Ogromne serce dla uchodźców. Pojechali we czterech na granicę z Ukrainą

Niewiele trzeba, by stać się wybawcą. Wystarczy bezinteresownie zmienić na chwilę swój plan dnia, a można odmienić czyjeś życie. A każdy taki gest, uczyniony w kierunku potrzebujących pomocy w ucieczce przed niebezpieczeństwem, to kolejna wygrana mała wojna z Władimirem Putinem. Na tej wojnie ofiarą może być każdy.

Uchodźcy z UkrainyZ zagrożonych rosyjskimi bombami ukraińskich miast uciekają wszyscy, którzy mogą się stamtąd wydostać i nie czują się w obowiązku bronić kraju. Także i obcokrajowcy, którzy do tej pory czuli się tam bezpiecznie
Barbara Kwiatkowska

"Jak Mechanik, Podróżnik, Inżynier i Informatyk wyruszyli z pomocą pod ukraińską granicę" - taki tytuł ma relacja Michała z wyprawy, podczas której nie padło zbyt wiele słów, ale stała się rzecz wielka. Rodzina, uciekająca przed koszmarem wojny, znalazła bezpieczne schronienie.

Michał z Wirtualnej Polski, znany jest w naszej redakcji z tego, że pomaganie ma we krwi. Namawiać go nie trzeba zbyt długo - to człowiek czynu, który zorganizował już wiele akcji charytatywnych, zbiórek, społecznych zdarzeń. Zawsze myśli o innych. Nic więc dziwnego, że na hasło o organizacji spontanicznej grupy pomocowej, która uda się na granicę po potrzebujących transportu ludzi, zareagował natychmiast. Opowieść o tej akcji Michał zamieścił na Facebooku, ale relację przekazał również nam.

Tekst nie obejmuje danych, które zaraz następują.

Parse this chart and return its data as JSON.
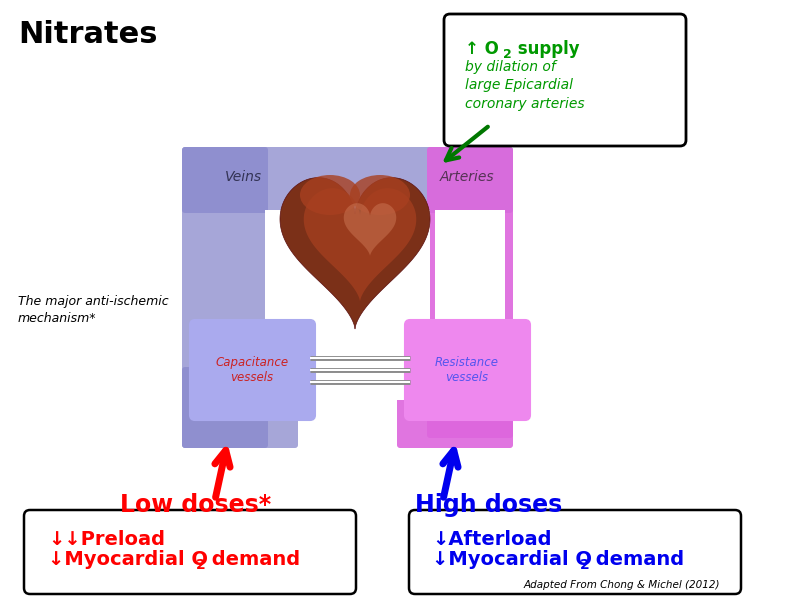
{
  "title": "Nitrates",
  "title_fontsize": 22,
  "background_color": "#ffffff",
  "veins_color": "#8888cc",
  "arteries_color": "#dd66dd",
  "cap_label": "Capacitance\nvessels",
  "cap_label_color": "#cc2222",
  "res_label": "Resistance\nvessels",
  "res_label_color": "#5555ee",
  "o2_text_line1": "↑ O",
  "o2_text_line1b": "2",
  "o2_text_line1c": " supply",
  "o2_text_line2": "by dilation of\nlarge Epicardial\ncoronary arteries",
  "o2_text_color": "#009900",
  "low_doses_text": "Low doses*",
  "low_doses_color": "#ff0000",
  "high_doses_text": "High doses",
  "high_doses_color": "#0000ee",
  "low_line1": "↓↓Preload",
  "low_line2a": "↓Myocardial O",
  "low_line2b": "2",
  "low_line2c": " demand",
  "low_color": "#ff0000",
  "high_line1": "↓Afterload",
  "high_line2a": "↓Myocardial O",
  "high_line2b": "2",
  "high_line2c": " demand",
  "high_color": "#0000ee",
  "anti_text": "The major anti-ischemic\nmechanism*",
  "credit_text": "Adapted From Chong & Michel (2012)"
}
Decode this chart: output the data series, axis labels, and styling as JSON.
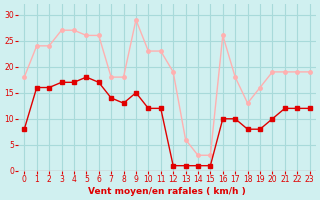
{
  "x": [
    0,
    1,
    2,
    3,
    4,
    5,
    6,
    7,
    8,
    9,
    10,
    11,
    12,
    13,
    14,
    15,
    16,
    17,
    18,
    19,
    20,
    21,
    22,
    23
  ],
  "wind_avg": [
    8,
    16,
    16,
    17,
    17,
    18,
    17,
    14,
    13,
    15,
    12,
    12,
    1,
    1,
    1,
    1,
    10,
    10,
    8,
    8,
    10,
    12,
    12,
    12
  ],
  "wind_gust": [
    18,
    24,
    24,
    27,
    27,
    26,
    26,
    18,
    18,
    29,
    23,
    23,
    19,
    6,
    3,
    3,
    26,
    18,
    13,
    16,
    19,
    19,
    19,
    19
  ],
  "avg_color": "#e00000",
  "gust_color": "#ffb0b0",
  "bg_color": "#d0f0f0",
  "grid_color": "#a8dada",
  "xlabel": "Vent moyen/en rafales ( km/h )",
  "xlabel_color": "#e00000",
  "tick_color": "#e00000",
  "ylim": [
    0,
    32
  ],
  "yticks": [
    0,
    5,
    10,
    15,
    20,
    25,
    30
  ],
  "xlim": [
    -0.5,
    23.5
  ]
}
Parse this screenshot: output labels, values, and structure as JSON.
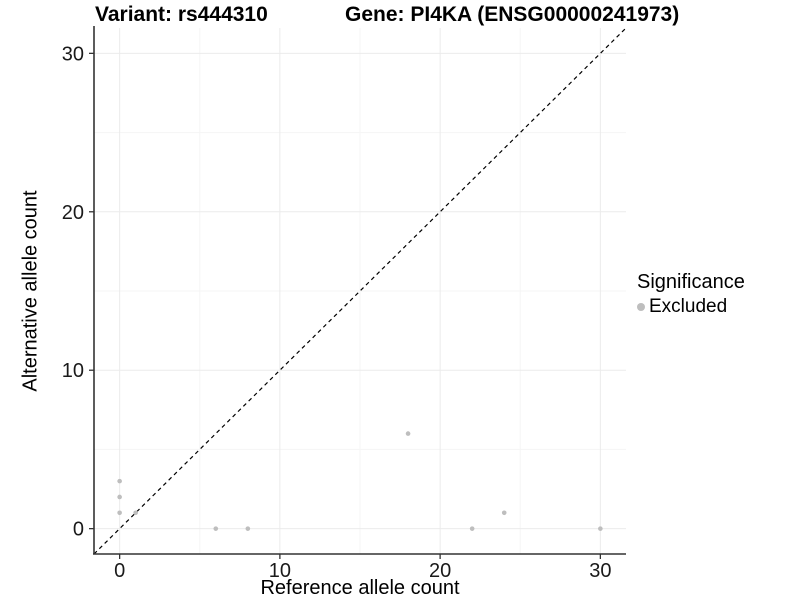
{
  "chart_data": {
    "type": "scatter",
    "title_left": "Variant: rs444310",
    "title_right": "Gene: PI4KA (ENSG00000241973)",
    "xlabel": "Reference allele count",
    "ylabel": "Alternative allele count",
    "xlim": [
      -1.6,
      31.6
    ],
    "ylim": [
      -1.6,
      31.6
    ],
    "x_major_ticks": [
      0,
      10,
      20,
      30
    ],
    "y_major_ticks": [
      0,
      10,
      20,
      30
    ],
    "x_minor_ticks": [
      5,
      15,
      25
    ],
    "y_minor_ticks": [
      5,
      15,
      25
    ],
    "grid": true,
    "identity_line": {
      "style": "dashed",
      "slope": 1,
      "intercept": 0,
      "color": "#000000"
    },
    "series": [
      {
        "name": "Excluded",
        "color": "#BEBEBE",
        "points": [
          {
            "x": 0,
            "y": 1
          },
          {
            "x": 0,
            "y": 2
          },
          {
            "x": 0,
            "y": 3
          },
          {
            "x": 1,
            "y": 1
          },
          {
            "x": 6,
            "y": 0
          },
          {
            "x": 8,
            "y": 0
          },
          {
            "x": 18,
            "y": 6
          },
          {
            "x": 22,
            "y": 0
          },
          {
            "x": 24,
            "y": 1
          },
          {
            "x": 30,
            "y": 0
          }
        ]
      }
    ],
    "legend": {
      "title": "Significance",
      "position": "right",
      "entries": [
        {
          "label": "Excluded",
          "color": "#BEBEBE"
        }
      ]
    },
    "colors": {
      "background": "#FFFFFF",
      "grid_major": "#EBEBEB",
      "grid_minor": "#F5F5F5",
      "axis_line": "#333333",
      "tick_mark": "#333333",
      "tick_label": "#1A1A1A",
      "point": "#BEBEBE",
      "identity_line": "#000000"
    }
  }
}
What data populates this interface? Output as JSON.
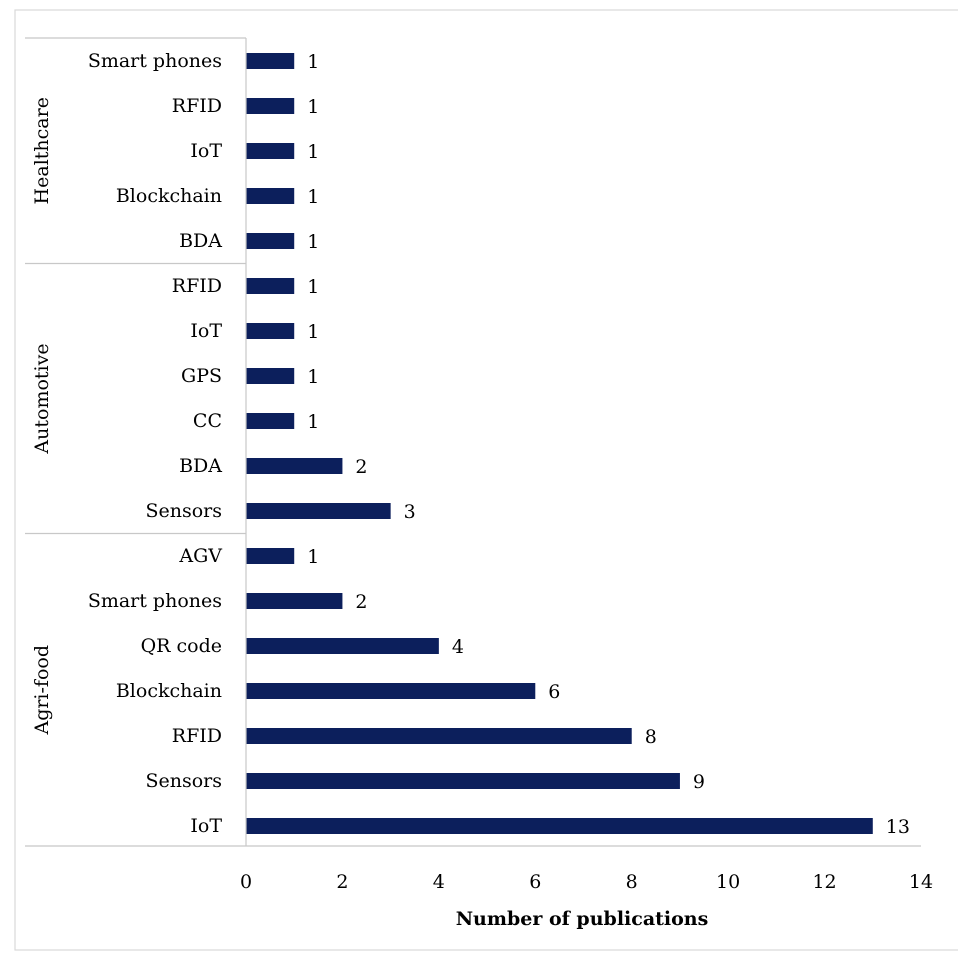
{
  "colors": {
    "bar": "#0c1f5c",
    "frame": "#d9d9d9",
    "separator": "#c8c8c8"
  },
  "chart_data": {
    "type": "bar",
    "orientation": "horizontal",
    "xlabel": "Number of publications",
    "xlim": [
      0,
      14
    ],
    "x_ticks": [
      0,
      2,
      4,
      6,
      8,
      10,
      12,
      14
    ],
    "grid": false,
    "data_labels": true,
    "groups": [
      {
        "name": "Healthcare",
        "categories": [
          "Smart phones",
          "RFID",
          "IoT",
          "Blockchain",
          "BDA"
        ],
        "values": [
          1,
          1,
          1,
          1,
          1
        ]
      },
      {
        "name": "Automotive",
        "categories": [
          "RFID",
          "IoT",
          "GPS",
          "CC",
          "BDA",
          "Sensors"
        ],
        "values": [
          1,
          1,
          1,
          1,
          2,
          3
        ]
      },
      {
        "name": "Agri-food",
        "categories": [
          "AGV",
          "Smart phones",
          "QR code",
          "Blockchain",
          "RFID",
          "Sensors",
          "IoT"
        ],
        "values": [
          1,
          2,
          4,
          6,
          8,
          9,
          13
        ]
      }
    ]
  }
}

- Informację o pilnym poszukiwaniu wolontariuszy z samochodem, gotowych na podróż do granicy, znalazłem na Facebooku. Chodziło o przewiezienie matek z dziećmi z przejścia granicznego w Budomierzu do Warszawy i okolic. Byłem akurat na siłowni, bo udało mi się uśpić moje dzieci i miałem chwilę wolnego czasu. No więc skończyłem ćwiczenia i choć sytuacja zmieniała się jak w kalejdoskopie, nastawiłem się na taką wyprawę - opowiada.

Ekipa szybko się sformowała. - Mariusza znam już kilka lat, Michała i Kubę poznaliśmy z Mariuszem dopiero w sobotę. Nie stało to na przeszkodzie, aby dopiero co poznani ludzie działali wspólnie i zapewnili bezpieczny transport dla uchodźców do Warszawy - relacjonuje.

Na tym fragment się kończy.